Bush himself, in an interview Sunday with CNN, also made that clear.
"We're fortunate to have men and women who work hard at the CIA serving on our behalf," he told CNN's Candy Crowley. "These are patriots and whatever the report says, if it diminishes their contributions to our country, it is way off base."
These are "really good people and we're lucky as a nation to have them," he said.
Jose Rodriguez, the CIA operative who ran the interrogation program, wrote in
The Washington Post on Sunday that those who are attacking the agency formerly pushed it to do whatever it took to overcome al-Qaida.
"The interrogation program was authorized by the highest levels of the U.S. government, judged legal by the Justice Department, and proved effective by any reasonable standard," Rodriguez wrote. "The leaders of the Senate and House Intelligence Committees and of both parties in Congress were briefed on the program more than 40 times between 2002 and 2009."
Rodriguez himself briefed Rep. Nancy Pelosi, D-Calif., in 2002 that terror suspects were being waterboarded.
Others fear that the report could launch a new wave of violence against Americans.

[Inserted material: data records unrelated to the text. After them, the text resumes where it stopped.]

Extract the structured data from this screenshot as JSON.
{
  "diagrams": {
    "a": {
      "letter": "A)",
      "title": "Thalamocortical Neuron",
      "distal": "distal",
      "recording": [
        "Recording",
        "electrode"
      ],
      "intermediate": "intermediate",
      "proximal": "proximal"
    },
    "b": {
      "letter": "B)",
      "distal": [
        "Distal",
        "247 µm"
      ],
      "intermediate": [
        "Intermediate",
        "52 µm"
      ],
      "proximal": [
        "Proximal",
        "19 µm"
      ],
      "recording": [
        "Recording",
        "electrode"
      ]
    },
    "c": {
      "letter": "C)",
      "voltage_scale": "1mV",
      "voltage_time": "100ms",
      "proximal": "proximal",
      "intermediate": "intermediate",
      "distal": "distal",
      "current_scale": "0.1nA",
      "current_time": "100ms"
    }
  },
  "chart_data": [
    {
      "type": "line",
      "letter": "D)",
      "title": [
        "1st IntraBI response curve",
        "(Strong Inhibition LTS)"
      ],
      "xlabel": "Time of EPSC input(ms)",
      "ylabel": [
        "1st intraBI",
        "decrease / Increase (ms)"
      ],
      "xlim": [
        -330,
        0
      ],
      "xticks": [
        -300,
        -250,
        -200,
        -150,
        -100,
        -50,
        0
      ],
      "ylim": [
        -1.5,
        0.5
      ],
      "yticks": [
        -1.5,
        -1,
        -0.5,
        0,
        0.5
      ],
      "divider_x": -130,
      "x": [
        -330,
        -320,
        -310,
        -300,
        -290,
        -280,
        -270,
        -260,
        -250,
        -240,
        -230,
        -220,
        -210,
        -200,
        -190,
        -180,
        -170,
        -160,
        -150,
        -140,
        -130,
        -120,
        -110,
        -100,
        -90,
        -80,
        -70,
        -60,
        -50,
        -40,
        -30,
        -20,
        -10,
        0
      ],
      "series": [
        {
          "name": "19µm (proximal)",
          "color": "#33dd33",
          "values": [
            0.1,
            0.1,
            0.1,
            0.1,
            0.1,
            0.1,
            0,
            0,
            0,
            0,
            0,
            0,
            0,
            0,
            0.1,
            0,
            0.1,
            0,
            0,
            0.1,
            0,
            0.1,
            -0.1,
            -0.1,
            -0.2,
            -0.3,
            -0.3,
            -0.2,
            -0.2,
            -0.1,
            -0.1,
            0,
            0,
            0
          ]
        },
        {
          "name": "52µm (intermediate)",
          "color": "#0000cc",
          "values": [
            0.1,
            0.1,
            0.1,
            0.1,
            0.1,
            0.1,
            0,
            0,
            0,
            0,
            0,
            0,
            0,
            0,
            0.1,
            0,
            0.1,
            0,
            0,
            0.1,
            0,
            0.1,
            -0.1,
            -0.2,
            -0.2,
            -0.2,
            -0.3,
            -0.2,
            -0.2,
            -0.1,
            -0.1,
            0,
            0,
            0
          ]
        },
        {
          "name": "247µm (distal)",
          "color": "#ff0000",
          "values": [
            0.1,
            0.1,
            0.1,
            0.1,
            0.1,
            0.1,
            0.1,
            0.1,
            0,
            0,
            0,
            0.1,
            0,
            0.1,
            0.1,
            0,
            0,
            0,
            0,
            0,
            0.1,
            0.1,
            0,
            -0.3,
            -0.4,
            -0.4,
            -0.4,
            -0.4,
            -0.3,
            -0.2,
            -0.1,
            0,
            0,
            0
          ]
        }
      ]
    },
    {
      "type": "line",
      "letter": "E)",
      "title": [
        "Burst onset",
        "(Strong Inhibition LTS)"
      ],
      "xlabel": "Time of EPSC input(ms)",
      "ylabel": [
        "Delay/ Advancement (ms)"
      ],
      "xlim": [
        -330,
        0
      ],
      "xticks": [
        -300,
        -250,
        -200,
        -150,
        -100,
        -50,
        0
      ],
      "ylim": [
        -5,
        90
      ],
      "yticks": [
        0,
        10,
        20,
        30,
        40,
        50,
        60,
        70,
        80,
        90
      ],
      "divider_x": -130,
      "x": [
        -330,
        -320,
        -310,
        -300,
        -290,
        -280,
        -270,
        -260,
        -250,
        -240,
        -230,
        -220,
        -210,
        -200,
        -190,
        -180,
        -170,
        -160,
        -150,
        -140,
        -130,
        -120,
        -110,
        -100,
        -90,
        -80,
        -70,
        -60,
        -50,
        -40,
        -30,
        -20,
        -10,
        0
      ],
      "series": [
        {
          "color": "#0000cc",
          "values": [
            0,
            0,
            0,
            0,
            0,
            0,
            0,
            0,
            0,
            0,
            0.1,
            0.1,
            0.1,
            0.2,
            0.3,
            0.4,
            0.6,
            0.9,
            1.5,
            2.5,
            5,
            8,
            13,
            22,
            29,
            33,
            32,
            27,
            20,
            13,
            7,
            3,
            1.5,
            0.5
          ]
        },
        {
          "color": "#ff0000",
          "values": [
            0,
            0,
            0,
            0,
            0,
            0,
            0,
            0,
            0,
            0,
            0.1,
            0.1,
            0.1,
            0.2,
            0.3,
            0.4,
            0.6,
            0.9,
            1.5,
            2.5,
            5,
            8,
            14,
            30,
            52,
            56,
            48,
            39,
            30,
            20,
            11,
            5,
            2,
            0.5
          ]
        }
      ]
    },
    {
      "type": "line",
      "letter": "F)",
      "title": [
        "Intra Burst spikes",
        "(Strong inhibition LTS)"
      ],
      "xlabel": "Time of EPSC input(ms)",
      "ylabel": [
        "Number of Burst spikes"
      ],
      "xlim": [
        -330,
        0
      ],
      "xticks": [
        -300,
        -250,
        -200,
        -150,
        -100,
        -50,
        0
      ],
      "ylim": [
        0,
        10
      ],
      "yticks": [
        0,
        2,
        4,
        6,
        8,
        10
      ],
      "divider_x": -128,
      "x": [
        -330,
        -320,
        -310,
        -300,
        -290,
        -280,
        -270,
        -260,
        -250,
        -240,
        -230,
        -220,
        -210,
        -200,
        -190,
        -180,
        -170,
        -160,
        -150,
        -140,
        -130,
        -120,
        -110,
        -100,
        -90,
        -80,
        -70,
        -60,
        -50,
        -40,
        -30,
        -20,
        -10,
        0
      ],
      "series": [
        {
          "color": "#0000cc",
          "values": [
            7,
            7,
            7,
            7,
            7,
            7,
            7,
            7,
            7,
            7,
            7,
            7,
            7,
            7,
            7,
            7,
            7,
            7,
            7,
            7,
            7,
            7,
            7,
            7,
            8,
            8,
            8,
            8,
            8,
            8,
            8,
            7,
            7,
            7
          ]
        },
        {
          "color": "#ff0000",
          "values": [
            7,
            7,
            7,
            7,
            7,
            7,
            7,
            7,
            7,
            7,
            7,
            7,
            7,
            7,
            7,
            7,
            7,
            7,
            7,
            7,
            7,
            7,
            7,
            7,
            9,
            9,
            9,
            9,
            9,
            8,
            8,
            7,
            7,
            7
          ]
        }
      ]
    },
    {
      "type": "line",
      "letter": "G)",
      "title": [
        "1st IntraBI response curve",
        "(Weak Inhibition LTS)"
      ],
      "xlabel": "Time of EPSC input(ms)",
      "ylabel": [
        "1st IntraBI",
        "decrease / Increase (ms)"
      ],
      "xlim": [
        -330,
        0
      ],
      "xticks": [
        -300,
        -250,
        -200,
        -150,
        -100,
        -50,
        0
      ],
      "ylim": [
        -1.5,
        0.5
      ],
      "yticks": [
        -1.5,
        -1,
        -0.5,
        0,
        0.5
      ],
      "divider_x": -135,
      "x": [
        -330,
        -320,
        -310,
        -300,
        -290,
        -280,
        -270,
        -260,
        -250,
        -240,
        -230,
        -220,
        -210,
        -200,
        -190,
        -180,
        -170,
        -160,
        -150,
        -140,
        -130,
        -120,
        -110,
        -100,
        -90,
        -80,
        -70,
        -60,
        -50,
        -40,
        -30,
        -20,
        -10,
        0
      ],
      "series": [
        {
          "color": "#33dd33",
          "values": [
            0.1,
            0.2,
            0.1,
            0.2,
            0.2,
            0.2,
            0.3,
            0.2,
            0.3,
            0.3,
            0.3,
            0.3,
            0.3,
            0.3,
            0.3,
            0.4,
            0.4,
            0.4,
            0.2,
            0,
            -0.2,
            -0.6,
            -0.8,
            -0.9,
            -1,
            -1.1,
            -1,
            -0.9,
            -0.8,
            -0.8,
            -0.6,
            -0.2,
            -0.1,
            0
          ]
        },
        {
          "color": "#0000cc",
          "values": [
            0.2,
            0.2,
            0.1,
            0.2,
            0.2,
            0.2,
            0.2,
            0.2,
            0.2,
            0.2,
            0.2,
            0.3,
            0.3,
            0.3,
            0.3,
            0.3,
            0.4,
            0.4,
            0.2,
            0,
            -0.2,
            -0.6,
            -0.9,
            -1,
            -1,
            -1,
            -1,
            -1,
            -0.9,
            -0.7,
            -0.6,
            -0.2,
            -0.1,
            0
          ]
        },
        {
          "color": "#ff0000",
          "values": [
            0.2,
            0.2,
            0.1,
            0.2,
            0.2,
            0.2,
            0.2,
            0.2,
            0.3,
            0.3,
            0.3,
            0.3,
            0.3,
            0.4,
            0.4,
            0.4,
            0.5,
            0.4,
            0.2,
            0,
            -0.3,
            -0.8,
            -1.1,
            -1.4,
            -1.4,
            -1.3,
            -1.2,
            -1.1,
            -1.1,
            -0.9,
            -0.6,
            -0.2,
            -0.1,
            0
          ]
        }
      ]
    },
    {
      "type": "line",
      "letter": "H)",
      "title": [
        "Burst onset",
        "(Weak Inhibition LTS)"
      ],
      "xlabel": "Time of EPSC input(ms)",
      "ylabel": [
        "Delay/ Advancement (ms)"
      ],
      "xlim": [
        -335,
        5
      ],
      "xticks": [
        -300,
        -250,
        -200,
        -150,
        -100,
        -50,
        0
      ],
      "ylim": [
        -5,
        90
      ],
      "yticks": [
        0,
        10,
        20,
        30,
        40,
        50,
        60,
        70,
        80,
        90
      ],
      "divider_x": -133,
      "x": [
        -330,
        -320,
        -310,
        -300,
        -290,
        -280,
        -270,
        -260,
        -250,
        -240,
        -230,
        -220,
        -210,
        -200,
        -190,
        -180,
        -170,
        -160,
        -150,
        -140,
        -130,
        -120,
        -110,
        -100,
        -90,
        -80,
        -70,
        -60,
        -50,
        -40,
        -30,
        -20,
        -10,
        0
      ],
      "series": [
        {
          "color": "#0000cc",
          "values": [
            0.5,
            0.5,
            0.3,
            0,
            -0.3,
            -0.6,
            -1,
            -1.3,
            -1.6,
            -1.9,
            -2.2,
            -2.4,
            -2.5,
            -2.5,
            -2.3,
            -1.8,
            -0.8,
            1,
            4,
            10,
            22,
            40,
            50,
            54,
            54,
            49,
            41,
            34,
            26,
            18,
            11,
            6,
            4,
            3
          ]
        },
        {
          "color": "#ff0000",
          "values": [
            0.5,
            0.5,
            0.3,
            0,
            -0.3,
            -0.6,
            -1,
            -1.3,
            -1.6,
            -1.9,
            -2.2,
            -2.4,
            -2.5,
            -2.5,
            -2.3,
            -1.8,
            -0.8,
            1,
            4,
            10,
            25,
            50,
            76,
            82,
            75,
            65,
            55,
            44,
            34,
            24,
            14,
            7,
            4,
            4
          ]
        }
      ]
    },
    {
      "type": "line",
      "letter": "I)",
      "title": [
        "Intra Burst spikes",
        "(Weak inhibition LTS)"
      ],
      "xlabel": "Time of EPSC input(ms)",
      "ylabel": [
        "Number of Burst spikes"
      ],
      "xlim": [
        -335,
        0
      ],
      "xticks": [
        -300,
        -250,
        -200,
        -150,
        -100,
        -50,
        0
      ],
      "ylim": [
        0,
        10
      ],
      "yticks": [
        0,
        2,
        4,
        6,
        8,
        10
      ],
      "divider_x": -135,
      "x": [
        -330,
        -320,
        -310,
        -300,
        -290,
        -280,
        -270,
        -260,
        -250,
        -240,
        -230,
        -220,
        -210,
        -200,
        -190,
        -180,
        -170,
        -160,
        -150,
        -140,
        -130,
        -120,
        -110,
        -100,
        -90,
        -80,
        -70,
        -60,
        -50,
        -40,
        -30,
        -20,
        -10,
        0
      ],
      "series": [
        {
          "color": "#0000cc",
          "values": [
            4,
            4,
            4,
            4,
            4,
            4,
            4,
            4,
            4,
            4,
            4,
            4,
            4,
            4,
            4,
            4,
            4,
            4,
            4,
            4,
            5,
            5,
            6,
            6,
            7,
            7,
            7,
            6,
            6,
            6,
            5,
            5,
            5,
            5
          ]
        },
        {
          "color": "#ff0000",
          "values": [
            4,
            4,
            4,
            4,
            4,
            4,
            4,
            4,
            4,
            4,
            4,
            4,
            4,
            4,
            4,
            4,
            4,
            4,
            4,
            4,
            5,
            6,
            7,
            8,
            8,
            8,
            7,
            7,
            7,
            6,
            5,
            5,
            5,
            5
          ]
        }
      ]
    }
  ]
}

Rep. Mike Rogers, a Michigan Republican who is head of the House Intelligence Committee, told CNN's "State of the Union" Sunday that U.S. intelligence agencies and foreign governments have said privately that the release of the report will be used by extremists to incite violence that is likely to cost lives.
On Friday, Secretary of State John Kerry urged the senator in charge of the report to consider the timing of the release, although Obama administration officials say they still support making it public.
Sen. Dianne Feinstein, a California Democrat and chairwoman of the Senate Intelligence Committee, has not responded to reports of the Kerry call, though
she told The Los Angeles Times in a story published Sunday that, "We have to get this report out."
Feinstein told The Los Angeles Times that the harsh interrogations undermined "societal and constitutional values that we are very proud of. Anybody who reads this is going to never let this happen again."
Committee staff did not interview Bush or, apparently, anyone else before drafting the report on the grounds that the Justice Department was conducting its own criminal investigation. The committee based its findings on transcripts of interviews carried out by the agency's inspector general, the Times reported.
The Obama administration has asked the committee not to make the report public, saying that doing so would endanger Americans overseas.
But some groups are pressing for the release. "Delaying release of the Senate report because of possible negative repercussions for national security is a red herring," said
Sarah Margon of Human Rights Watch.
"Maintaining secrecy around a defunct torture program is the real liability as doing so denies us the right to debate what happened and make sure it is never repeated," the Times reported.